Peachtree Corners resident, Jane Mentzer, who lives in Spalding Park Place, the neighborhood adjacent to the church says, “My husband was walking the dog and saw the fire. I called 911 and woke up my next-door neighbors, just in case any sparks from the fire drifted over to our houses.”

Lt. Billy Standridge of Fire Station No. 4 said it took 28 firefighters a total of four hours to put out the blaze with hot spots erupting the next morning. The fire was classified as “Defensive” meaning that because of a possible building collapse, the firefighters had to extinguish the fire from outside using latter trucks. The county fire marshal is still investigating the possible cause of the fire.
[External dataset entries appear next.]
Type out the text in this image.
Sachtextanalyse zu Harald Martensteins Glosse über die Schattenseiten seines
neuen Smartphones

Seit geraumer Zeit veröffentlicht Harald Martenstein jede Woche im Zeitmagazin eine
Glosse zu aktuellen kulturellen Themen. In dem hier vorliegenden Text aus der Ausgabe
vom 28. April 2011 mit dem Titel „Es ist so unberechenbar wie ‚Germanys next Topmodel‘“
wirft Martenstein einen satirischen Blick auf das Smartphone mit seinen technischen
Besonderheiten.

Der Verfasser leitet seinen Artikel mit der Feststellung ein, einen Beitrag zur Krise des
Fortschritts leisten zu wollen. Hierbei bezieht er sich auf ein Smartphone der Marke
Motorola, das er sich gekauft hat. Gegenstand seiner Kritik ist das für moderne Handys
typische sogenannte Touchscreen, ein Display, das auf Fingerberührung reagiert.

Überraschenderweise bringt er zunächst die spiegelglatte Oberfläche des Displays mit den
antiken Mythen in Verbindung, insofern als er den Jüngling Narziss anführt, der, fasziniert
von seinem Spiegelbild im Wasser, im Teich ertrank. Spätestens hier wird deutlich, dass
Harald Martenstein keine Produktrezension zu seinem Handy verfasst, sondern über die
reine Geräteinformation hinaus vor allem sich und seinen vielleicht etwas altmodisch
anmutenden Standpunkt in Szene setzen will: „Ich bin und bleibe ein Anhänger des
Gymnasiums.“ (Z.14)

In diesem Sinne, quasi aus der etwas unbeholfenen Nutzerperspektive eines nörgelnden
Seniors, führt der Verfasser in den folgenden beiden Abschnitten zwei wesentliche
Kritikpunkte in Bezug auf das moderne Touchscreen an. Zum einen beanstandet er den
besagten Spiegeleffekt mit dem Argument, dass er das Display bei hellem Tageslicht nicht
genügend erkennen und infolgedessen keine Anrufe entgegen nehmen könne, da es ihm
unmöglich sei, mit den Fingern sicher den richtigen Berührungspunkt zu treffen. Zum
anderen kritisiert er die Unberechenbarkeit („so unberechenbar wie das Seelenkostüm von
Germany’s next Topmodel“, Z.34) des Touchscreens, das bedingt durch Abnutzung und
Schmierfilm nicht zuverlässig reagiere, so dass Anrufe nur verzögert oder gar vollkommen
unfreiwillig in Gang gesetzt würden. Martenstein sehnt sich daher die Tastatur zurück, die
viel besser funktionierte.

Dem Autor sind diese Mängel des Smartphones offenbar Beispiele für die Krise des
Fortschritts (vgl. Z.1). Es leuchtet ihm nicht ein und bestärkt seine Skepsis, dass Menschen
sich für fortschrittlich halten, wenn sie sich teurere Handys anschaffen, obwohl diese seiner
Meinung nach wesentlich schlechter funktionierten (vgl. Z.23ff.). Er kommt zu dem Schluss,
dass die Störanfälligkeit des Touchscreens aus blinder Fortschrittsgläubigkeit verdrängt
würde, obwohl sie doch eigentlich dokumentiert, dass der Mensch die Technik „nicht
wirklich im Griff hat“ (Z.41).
Now the building stands like a burnt-out husk. Fire Engines stop by from time to time to make sure no more hot spots have activated. The casually curious drive or walk up to the church to inspect the buildings for themselves.

Peachtree Corners is an area more used to creation than destruction and what saves this event from being thought of as a tragedy for the community are the words Pastor Ridgeway said, “We can’t have what is in the future until we let go of the past.”